BitLocker is a full-volume encryptor that debuted in 2007 with the release of Windows Vista. Users employ it to encrypt entire hard drives to prevent people from reading or modifying data in the event they get physical access to the disk. Starting with the rollout of Windows 10, BitLocker by default has used the 128-bit and 256-bit XTS-AES encryption algorithm, giving the feature extra protection from attacks that rely on manipulating cipher text to cause predictable changes in plain text.

Recently, researchers from security firm Kaspersky found a threat actor using BitLocker to encrypt data on systems located in Mexico, Indonesia, and Jordan. The researchers named the new ransomware ShrinkLocker, both for its use of BitLocker and because it shrinks the size of each non-boot partition by 100 MB and splits the newly unallocated space into new primary partitions of the same size.

“Our incident response and malware analysis are evidence that attackers are constantly refining their tactics to evade detection,” the researchers wrote Friday. “In this incident, we observed the abuse of the native BitLocker feature for unauthorized data encryption.”

ShrinkLocker isn’t the first malware to leverage BitLocker. In 2022, Microsoft reported that ransomware attackers with a nexus to Iran also used the tool to encrypt files. That same year, the Russian agricultural business Miratorg was attacked by ransomware that used BitLocker to encrypt files residing in the system storage of infected devices.

Once installed on a device, ShrinkLocker runs a VisualBasic script that first invokes the Windows Management Instrumentation and Win32_OperatingSystem class to obtain information about the operating system.
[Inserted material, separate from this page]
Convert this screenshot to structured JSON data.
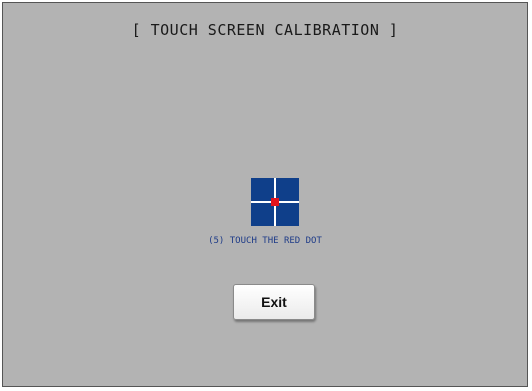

“For each object within the query results, the script checks if the current domain is different from the target,” the Kaspersky researchers wrote. “If it is, the script finishes automatically. After that, it checks if the name of the operating system contains ‘xp,’ ‘2000,’ ‘2003,’ or ‘vista,’ and if the Windows version matches any one of these, the script finishes automatically and deletes itself.”

A screenshot showing initial conditions for execution.
Enlarge / A screenshot showing initial conditions for execution.


The script then continues to use the WMI for querying information about the OS. It goes on to perform the disk resizing operations, which can vary depending on the OS version detected. The ransomware performs these operations only on local, fixed drives. The decision to leave network drives alone is likely motivated by the desire not to trigger network detection protections.

Eventually, ShrinkLocker disables protections designed to secure the BitLocker encryption key and goes on to delete them. It then enables the use of a numerical password, both as a protector against anyone else taking back control of BitLocker and as an encryptor for system data. The reason for deleting the default protectors is to disable key recovery features by the device owner. ShrinkLocker then goes on to generate a 64-character encryption key using random multiplication and replacement of:

  • A variable with the numbers 0–9;
  • The famous pangram, “The quick brown fox jumps over the lazy dog,” in lowercase and uppercase, which contains every letter of the English alphabet;
  • Special characters.

After several additional steps, data is encrypted. The next time the device reboots, the display looks like this:

Screenshot showing the BitLocker recovery screen.
Enlarge / Screenshot showing the BitLocker recovery screen.


Decrypting drives without the attacker-supplied key is difficult and likely impossible in many cases. While it is possible to recover some of the passphrases and fixed values used to generate the keys, the script uses variable values that are different on each infected device. These variable values aren’t easy to recover.

There are no protections specific to ShrinkLocker for preventing successful attacks. Kaspersky advises the following:

  • Use robust, properly configured endpoint protection to detect threats that try to abuse BitLocker;
  • Implement Managed Detection and Response (MDR) to proactively scan for threats;
  • If BitLocker is enabled, make sure it uses a strong password and that the recovery keys are stored in a secure location;
  • Ensure that users have only minimal privileges. This prevents them from enabling encryption features or changing registry keys on their own;
  • Enable network traffic logging and monitoring. Configure the logging of both GET and POST requests. In case of infection, the requests made to the attacker’s domain may contain passwords or keys;
  • Monitor for events associated with VBS execution and PowerShell, then save the logged scripts and commands to an external repository storing activity that may be deleted locally;
  • Make backups frequently, store them offline, and test them.

Friday’s report also includes indicators that organizations can use to determine if they have been targeted by ShrinkLocker.